AMD FireStream

Last updated

AMD FireStream was AMD's brand name for their Radeon-based product line targeting stream processing and/or GPGPU in supercomputers. Originally developed by ATI Technologies around the Radeon X1900 XTX in 2006, the product line was previously branded as both ATI FireSTREAM and AMD Stream Processor. [1] The AMD FireStream can also be used as a floating-point co-processor for offloading CPU calculations, which is part of the Torrenza initiative. The FireStream line has been discontinued since 2012, when GPGPU workloads were entirely folded into the AMD FirePro line.

Contents

Overview

The FireStream line is a series of add-on expansion cards released from 2006 to 2010, based on standard Radeon GPUs but designed to serve as a general-purpose co-processor, rather than rendering and outputting 3D graphics. Like the FireGL/FirePro line, they were given more memory and memory bandwidth, but the FireStream cards do not necessarily have video output ports. All support 32-bit single-precision floating point, and all but the first release support 64-bit double-precision. The line was partnered with new APIs to provide higher performance than existing OpenGL and Direct3D shader APIs could provide, beginning with Close to Metal, followed by OpenCL and the Stream Computing SDK, and eventually integrated into the APP SDK.

For highly parallel floating point math workloads, the cards can speed up large computations by more than 10 times; Folding@Home, the earliest and one of the most visible users of the GPGPU, obtained 20-40 times the CPU performance. [2] Each pixel and vertex shader, or unified shader in later models, can perform arbitrary floating-point calculations.

History

Following the release of the Radeon R520 and GeForce G70 GPU cores with programmable shaders, the large floating-point throughput drew attention from academic and commercial groups, experimenting with using then for non-graphics work. The interest led ATI (and Nvidia) to create GPGPU products — able to calculate general purpose mathematical formulas in a massively parallel way — to process heavy calculations traditionally done on CPUs and specialized floating-point math co-processors.

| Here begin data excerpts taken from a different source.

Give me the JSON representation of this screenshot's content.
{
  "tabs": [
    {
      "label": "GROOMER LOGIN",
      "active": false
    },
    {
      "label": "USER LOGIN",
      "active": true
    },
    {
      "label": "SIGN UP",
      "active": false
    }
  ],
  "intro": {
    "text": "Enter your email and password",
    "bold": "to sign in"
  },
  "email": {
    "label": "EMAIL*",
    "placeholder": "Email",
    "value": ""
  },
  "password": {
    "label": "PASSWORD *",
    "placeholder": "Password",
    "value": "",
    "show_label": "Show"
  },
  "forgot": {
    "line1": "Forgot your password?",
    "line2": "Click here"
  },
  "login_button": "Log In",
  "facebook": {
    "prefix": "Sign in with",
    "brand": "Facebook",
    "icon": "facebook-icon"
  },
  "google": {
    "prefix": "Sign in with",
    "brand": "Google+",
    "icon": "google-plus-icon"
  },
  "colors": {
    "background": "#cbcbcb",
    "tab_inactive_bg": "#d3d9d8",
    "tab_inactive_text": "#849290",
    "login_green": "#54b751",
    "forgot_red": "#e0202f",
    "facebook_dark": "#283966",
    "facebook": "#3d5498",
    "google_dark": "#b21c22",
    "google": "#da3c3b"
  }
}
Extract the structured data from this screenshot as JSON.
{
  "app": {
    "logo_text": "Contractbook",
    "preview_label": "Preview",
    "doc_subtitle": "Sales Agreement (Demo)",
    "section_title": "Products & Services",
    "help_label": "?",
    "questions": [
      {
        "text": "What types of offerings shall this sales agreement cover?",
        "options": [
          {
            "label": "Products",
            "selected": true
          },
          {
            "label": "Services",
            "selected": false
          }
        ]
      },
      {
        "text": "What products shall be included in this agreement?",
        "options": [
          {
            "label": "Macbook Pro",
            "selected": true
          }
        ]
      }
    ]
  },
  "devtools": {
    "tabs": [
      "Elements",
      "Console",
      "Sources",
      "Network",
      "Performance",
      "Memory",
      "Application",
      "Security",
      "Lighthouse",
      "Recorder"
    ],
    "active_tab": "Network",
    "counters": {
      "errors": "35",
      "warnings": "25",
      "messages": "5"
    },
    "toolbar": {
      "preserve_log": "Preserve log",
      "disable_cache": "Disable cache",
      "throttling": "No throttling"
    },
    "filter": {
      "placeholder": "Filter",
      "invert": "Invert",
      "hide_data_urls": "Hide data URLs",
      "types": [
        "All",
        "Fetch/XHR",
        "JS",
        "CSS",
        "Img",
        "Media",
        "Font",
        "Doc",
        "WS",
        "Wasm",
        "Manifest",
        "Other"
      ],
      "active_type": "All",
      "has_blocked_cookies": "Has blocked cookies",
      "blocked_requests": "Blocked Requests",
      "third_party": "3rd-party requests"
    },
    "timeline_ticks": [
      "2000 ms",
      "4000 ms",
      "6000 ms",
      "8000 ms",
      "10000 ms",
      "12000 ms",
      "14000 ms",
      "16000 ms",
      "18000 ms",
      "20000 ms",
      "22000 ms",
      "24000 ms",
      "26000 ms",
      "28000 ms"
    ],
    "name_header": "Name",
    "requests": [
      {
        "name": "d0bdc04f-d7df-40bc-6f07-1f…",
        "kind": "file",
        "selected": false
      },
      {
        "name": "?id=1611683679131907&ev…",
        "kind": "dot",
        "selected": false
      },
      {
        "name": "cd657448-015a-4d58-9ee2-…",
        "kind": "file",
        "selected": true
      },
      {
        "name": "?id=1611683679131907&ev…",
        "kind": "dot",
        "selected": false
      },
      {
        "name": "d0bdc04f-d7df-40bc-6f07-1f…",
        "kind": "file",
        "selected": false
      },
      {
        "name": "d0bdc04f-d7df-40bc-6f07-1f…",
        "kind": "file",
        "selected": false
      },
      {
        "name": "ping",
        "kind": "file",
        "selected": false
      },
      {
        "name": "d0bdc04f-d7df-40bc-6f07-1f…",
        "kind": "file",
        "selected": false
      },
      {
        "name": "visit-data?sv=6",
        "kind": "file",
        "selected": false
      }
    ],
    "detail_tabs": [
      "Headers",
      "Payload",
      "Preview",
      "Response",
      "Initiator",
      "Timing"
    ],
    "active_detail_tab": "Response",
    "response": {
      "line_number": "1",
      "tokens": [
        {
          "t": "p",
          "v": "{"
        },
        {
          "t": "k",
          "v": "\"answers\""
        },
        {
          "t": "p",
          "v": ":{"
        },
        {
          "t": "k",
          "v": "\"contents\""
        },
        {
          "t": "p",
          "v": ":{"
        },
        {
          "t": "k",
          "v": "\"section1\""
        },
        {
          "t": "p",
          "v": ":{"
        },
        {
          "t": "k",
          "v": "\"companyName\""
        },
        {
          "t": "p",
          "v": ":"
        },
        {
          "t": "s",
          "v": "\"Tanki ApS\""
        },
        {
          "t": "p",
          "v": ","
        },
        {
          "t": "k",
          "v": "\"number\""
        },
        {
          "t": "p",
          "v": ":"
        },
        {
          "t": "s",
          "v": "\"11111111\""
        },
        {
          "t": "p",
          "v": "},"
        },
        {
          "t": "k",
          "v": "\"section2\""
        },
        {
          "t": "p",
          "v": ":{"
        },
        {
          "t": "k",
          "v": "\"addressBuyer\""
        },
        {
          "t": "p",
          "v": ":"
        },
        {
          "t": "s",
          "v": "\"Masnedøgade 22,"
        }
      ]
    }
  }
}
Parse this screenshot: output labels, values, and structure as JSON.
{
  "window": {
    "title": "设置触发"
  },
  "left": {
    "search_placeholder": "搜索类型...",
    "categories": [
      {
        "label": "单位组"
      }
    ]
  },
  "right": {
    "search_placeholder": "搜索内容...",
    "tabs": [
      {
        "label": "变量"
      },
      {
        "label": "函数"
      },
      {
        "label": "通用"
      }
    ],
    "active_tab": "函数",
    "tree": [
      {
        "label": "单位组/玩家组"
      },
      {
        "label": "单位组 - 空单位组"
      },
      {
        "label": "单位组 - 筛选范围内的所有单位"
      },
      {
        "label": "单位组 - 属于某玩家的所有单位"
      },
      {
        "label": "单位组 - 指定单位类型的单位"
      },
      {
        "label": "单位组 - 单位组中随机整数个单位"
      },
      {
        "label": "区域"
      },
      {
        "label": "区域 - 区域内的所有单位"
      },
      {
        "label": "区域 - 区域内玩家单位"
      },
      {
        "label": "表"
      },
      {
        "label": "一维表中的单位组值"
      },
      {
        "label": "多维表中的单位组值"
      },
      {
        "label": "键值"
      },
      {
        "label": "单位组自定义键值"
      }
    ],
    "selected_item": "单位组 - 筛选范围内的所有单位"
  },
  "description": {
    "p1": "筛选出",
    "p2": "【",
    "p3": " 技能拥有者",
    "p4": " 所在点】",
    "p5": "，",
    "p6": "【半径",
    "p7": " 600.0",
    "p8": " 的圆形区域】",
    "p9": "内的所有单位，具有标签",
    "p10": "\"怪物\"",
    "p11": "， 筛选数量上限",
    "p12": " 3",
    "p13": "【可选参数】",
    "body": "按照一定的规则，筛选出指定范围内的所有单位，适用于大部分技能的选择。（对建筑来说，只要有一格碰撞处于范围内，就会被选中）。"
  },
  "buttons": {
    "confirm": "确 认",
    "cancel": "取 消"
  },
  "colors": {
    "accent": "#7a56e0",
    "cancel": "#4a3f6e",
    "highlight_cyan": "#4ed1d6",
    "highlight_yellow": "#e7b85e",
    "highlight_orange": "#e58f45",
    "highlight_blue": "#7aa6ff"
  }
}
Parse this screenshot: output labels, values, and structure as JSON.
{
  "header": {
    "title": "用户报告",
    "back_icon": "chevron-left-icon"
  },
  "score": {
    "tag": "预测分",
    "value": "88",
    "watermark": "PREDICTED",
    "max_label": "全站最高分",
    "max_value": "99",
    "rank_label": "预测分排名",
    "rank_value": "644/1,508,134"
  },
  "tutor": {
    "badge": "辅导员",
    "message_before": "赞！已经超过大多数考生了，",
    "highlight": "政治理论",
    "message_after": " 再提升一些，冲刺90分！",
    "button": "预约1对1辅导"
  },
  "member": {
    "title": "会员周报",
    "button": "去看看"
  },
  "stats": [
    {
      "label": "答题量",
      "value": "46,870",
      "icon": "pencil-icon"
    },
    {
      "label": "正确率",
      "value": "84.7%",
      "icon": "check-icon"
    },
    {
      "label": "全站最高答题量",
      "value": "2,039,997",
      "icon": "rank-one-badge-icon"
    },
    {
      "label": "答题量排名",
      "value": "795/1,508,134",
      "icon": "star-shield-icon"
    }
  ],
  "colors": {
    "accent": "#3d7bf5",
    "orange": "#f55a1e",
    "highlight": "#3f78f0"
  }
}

GPGPUs were projected to have immediate performance gains of a factor of 10 or more, over compared to contemporary multi-socket CPU-only calculation.

With the development of the high-performance X1900 XFX nearly finished, ATI based its first Stream Processor design on it, announcing it as the upcoming ATI FireSTREAM together with the new Close to Metal API at SIGGRAPH 2006. [3] The core itself was mostly unchanged, except for doubling the onboard memory and bandwidth, similar to the FireGL V7350; new driver and software support made up most of the difference. Folding@home began using the X1900 for general computation, using a pre-release of version 6.5 of the ATI Catalyst driver, and reported 20-40x improvement in GPU over CPU. [2] The first product was released in late 2006, rebranded as AMD Stream Processor after the merger with AMD. [4]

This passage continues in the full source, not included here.